In December, Argentina will host the Eleventh World Trade Organization (WTO) Ministerial Conference (MC11) in Buenos Aires. How will the global trading system’s top decision-making forum affect efforts to alleviate hunger and malnutrition? Participants at a recent IFPRI seminar, “Global food security and the WTO: The role of Mercosur countries,” examined that question for Latin America, finding a lot of uncertainty.
There are many issues related to agriculture worth addressing at MC11, said IFPRI Research Coordinator Valeria Piñeiro, including a shifting balance of supply and demand; developing countries’ trade-distorting agricultural subsidies; increased price volatility; rising use of agricultural commodities in biofuels; and climate change.
This economic landscape poses many problems for food security. “World trade of agricultural products is seriously limited by policies that are inconsistent with global food security purposes,” said Agustín Tejeda Rodriguez, Chief Economist at the Buenos Aires Grain Exchange. Mercosur—the common market whose principal members are Argentina, Brazil, Paraguay, Uruguay, and Venezuela (currently suspended)—will likely be exporting more food to emerging countries struggling with agricultural production, he said. So a major objective of MC11 should be creating and encouraging a more open world food trading system.
Mercosur should play a key role in this effort, said Eugenio Diaz-Bonilla, head of IFPRI's Latin America and Caribbean Program. Mercosur countries are the largest net exporting region of the world, he noted, explaining that the Latin American region provides two functions in the global trading system: Buttressing food security and stability of prices and trade volumes; and supporting global environmental sustainability.
Nelson Illescas, head of the Institute for International Agricultural Negotiations (Fundación INAI), echoed the sentiment of some members of the Argentine delegation at the Oslo trade ministers meeting who said that it would be impossible for trade ministers to depart Buenos Aires without some new agreement on agriculture. They should start by addressing domestic support, he said.

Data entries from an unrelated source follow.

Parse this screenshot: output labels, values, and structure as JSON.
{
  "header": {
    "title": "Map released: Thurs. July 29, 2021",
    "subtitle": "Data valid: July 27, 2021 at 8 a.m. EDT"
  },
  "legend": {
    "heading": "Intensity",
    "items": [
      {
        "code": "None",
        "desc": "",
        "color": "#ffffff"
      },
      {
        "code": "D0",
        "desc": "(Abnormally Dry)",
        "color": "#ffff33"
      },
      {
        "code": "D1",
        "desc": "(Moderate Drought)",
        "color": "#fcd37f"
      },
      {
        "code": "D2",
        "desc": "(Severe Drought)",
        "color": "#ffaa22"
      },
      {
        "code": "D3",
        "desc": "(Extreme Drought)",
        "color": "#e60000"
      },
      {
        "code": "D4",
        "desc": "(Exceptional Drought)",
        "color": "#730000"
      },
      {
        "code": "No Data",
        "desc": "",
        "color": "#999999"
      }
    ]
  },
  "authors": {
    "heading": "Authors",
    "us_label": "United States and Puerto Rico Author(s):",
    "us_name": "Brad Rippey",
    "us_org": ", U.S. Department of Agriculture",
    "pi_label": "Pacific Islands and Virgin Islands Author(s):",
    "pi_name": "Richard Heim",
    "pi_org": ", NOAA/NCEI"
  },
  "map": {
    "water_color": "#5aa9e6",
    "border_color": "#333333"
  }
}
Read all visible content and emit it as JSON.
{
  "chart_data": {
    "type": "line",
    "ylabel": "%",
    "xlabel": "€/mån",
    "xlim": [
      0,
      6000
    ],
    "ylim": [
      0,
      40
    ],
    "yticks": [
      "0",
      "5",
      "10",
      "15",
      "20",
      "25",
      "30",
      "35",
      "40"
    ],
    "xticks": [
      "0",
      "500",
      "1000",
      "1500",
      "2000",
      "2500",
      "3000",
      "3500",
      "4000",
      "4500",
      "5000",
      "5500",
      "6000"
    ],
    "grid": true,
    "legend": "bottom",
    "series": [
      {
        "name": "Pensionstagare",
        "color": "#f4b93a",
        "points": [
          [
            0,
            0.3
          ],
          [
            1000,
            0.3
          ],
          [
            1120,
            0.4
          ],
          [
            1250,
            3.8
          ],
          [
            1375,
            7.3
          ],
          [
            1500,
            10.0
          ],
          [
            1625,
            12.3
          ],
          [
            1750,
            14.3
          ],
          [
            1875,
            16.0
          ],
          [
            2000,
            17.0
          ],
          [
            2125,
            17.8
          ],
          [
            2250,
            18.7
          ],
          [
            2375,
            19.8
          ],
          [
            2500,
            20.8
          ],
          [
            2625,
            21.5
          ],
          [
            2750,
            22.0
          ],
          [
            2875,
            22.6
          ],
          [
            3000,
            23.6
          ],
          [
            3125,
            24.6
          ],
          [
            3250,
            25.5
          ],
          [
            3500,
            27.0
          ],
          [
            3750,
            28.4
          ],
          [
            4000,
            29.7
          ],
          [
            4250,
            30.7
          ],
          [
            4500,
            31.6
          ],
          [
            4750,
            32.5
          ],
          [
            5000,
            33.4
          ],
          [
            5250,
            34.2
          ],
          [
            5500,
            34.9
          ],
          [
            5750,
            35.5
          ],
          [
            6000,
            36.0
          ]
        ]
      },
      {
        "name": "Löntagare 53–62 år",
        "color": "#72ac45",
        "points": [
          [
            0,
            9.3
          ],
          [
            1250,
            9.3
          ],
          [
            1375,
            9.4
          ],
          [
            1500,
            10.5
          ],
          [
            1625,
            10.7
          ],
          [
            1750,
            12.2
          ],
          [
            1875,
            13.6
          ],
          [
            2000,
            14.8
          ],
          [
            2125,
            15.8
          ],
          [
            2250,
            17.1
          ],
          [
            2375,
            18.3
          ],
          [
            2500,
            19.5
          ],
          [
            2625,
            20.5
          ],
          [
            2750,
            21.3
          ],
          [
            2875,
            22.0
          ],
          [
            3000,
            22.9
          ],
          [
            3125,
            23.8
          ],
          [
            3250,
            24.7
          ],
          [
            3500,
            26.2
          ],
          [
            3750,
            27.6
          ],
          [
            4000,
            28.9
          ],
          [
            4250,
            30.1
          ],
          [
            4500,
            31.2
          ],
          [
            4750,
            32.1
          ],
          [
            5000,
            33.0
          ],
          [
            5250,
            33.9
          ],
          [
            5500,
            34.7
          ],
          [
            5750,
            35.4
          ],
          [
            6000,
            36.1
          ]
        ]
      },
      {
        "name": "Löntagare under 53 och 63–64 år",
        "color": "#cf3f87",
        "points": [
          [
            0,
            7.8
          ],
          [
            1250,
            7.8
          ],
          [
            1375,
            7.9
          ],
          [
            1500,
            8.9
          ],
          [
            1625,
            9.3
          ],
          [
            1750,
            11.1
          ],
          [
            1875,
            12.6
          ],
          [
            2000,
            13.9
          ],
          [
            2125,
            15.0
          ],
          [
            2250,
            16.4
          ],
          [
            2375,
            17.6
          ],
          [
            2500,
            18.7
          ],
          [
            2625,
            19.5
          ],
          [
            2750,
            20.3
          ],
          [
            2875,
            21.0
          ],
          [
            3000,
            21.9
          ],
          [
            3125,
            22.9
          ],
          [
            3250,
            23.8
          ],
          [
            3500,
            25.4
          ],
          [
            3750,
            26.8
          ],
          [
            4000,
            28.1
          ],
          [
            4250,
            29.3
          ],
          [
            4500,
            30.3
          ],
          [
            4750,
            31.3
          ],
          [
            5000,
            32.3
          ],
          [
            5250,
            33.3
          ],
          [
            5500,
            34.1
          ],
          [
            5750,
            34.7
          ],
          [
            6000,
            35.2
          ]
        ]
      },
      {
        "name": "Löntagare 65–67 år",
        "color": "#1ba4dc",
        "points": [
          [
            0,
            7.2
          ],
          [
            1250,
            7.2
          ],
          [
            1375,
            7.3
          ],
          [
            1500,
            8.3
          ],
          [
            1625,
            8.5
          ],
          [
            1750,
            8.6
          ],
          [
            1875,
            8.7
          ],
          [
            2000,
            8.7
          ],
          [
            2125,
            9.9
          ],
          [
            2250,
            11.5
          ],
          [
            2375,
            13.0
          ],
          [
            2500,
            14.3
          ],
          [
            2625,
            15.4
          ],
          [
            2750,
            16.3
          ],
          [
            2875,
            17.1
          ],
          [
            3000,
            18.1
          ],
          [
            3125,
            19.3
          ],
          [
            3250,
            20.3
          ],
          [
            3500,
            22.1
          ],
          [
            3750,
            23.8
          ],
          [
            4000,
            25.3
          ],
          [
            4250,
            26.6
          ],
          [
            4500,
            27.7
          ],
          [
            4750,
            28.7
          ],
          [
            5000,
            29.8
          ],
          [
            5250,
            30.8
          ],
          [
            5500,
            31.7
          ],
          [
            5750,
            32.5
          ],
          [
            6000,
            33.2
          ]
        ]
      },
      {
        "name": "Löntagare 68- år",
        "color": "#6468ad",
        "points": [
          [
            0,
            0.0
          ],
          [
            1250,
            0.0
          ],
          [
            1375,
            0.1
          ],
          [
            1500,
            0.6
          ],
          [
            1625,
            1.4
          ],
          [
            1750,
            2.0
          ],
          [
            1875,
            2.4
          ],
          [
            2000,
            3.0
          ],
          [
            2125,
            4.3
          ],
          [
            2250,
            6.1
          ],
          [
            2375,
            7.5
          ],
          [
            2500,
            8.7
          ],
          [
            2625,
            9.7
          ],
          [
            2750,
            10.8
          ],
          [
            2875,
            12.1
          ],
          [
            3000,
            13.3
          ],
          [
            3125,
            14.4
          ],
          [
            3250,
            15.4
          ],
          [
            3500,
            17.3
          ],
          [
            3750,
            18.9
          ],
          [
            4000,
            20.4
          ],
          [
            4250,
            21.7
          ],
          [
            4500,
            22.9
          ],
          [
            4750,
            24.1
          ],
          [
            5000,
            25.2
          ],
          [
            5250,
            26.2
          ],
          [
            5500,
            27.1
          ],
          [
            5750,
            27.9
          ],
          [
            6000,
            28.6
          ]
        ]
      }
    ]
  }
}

For instance, there are several domestic support measures currently protected under WTO rules that distort trade, Diaz-Bonilla said. “What is legal,” he said, “may not make economic sense.”
“The world needs trade!” said Marcos Sawaya Jank, Vice President of Corporate Affairs and Business Development for BRF Asia-Pacific and an IFPRI Board Member. But he admitted that he is not optimistic that MC11 will produce anything substantive. “In today’s world, one cannot believe that the WTO will be the solution,” he said. Instead, he said that Argentina, Brazil, and other exporting countries must partner on trade policy because countries like China and India are very resistant to global trade reforms due to growing domestic subsidies and problems of market excess.
Multilateral agreements are necessary to maximize market access, said Ligia Dutra Silva, head of the International Office of the Brazilian Confederation of Agriculture and Livestock (CNA). For that reason, supporting MC11 is critical as it is the best forum to negotiate a deal that will benefit developing countries as a whole. Moreover, those countries must reform their food-related subsidies to compete in the global marketplace. “If you subsidize food for starving people, fine, but subsidizing food that is made available for the international market is unfair,” Silva said. MC11 goals must include cuts in agricultural subsidies, more transparency, and compliance with WTO notification requirements—because, failing that, she asked, “how can we negotiate something when we don’t know how much we are talking about”?
Katarlah Taylor is an Information and Knowledge Management Facilitator at IFPRI.